凄惨な過去を抱えながら、こんなにも強く情けを他者に向けられるのだ。
「分かった……リベルトの骨を拾ってやろう。
君の考えもよく分かる。僕も、彼のような男が消えてなくなってしまうのは我慢ならない。
それが終わったら、領軍に知らせる。アイザック・オーランドを引き込む。それでどうだ? マルティン・サーディール」
敢えて彼を、サーディールの名で呼んだ。
だってこれは闇夜の盾の彼が、闇夜の盾の中で得た友人のための戦いだから。
「――良いだろう。だが、お前が付き合う必要はない。

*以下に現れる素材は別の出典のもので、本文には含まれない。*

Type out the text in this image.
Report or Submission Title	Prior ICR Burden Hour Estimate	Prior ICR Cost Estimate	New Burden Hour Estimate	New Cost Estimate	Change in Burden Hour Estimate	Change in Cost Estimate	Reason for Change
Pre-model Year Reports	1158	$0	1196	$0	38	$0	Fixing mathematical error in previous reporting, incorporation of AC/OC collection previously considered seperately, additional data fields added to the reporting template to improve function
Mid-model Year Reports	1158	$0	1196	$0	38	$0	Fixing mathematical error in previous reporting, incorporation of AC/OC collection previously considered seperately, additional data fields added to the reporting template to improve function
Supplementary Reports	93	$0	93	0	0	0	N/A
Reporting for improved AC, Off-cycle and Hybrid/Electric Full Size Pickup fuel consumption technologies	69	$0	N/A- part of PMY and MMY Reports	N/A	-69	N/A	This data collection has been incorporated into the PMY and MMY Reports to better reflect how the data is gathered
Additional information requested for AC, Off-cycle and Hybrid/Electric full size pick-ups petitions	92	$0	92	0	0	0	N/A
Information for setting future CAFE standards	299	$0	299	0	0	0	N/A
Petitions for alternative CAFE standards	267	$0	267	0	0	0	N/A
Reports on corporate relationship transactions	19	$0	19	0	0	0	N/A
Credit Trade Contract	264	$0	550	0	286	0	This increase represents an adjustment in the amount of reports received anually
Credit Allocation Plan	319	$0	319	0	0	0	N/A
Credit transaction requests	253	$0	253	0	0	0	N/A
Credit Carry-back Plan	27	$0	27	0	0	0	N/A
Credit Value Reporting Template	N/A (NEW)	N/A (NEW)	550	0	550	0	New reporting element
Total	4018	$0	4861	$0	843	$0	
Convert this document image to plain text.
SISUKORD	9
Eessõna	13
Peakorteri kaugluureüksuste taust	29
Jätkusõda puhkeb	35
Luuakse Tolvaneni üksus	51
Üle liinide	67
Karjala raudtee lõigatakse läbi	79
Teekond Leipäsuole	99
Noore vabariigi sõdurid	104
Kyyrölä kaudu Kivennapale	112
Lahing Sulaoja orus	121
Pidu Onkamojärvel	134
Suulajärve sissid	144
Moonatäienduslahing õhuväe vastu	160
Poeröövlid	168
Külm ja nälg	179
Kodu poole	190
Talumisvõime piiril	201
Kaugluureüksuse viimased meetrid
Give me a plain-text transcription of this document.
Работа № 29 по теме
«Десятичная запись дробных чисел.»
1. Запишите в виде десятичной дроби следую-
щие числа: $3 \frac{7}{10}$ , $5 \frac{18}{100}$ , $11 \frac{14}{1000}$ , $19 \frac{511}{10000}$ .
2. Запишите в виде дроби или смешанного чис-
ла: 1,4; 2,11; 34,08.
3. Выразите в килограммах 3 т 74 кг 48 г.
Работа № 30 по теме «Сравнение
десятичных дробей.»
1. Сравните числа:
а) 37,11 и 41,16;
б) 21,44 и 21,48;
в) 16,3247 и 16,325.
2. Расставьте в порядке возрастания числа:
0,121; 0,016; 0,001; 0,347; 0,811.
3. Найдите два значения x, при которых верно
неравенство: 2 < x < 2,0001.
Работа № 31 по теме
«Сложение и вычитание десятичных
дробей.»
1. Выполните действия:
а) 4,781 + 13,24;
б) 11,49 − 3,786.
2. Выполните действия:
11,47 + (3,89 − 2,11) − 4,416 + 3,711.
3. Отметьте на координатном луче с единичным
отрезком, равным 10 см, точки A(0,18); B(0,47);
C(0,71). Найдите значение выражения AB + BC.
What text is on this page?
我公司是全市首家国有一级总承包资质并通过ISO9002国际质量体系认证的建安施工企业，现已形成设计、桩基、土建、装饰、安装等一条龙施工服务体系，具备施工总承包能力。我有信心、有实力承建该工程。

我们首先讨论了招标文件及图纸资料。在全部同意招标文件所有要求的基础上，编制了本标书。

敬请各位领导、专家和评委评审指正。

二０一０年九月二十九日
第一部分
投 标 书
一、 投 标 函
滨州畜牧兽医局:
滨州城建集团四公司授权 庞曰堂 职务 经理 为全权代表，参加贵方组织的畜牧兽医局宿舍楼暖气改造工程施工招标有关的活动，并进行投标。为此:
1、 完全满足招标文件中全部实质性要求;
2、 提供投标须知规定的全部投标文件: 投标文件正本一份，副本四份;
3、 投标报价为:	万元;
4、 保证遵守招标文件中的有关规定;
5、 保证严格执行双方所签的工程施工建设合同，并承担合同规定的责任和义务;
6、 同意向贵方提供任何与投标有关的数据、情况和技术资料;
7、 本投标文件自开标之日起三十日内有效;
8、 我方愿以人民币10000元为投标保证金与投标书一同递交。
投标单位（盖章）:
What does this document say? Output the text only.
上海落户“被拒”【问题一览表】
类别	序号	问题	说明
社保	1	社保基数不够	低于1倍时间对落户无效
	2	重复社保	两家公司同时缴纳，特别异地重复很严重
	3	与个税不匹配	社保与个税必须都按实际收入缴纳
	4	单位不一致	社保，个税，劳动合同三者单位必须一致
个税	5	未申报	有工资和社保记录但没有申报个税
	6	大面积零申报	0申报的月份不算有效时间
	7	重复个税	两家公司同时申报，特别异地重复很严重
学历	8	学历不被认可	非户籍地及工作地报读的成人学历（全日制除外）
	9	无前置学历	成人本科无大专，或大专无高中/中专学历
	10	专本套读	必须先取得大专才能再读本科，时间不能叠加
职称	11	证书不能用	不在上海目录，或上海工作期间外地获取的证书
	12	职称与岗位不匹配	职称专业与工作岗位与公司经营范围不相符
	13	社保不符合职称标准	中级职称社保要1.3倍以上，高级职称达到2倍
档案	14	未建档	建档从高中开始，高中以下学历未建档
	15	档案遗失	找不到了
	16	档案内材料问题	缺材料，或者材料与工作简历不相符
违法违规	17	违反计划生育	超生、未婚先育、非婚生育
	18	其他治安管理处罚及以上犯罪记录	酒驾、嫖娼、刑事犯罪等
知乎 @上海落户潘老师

俺が行く。
ケリがついた時に、お前が引き込め。他の領軍を、アイザックを」
入らぬ気遣いだ。ここまで来て、1人で行かせられるものか。
「嫌だね。みすみす君が死ぬのを見過ごせる訳がない」
「……それは俺がマリアの兄だからか? なら、簡単だ。マリアに再会したら、俺の話はするな」
「違う。今、ここで君を見送って、この先に快く生きていける気がしない。マリアに会う時だけじゃない、きっといつも君のことを思い出す羽目になる」
いつかロバートが言っていたこと。ロブの奴に聞いたこと。
なぜ、あの時にデミアンを助けたのか。あんな無茶をしたのか。
それを聞いたときにあいつが言ったんだ。ここで彼を見殺しにして、この先に人生の喜びを享受できるか?思ったって。
今の僕も同じ気持ちだ。あの日のロブみたいに上手くやれるかなんて、分からないけれど、同じ気持ちなんだ。
「……はは、そうか。そいつは一大事だ。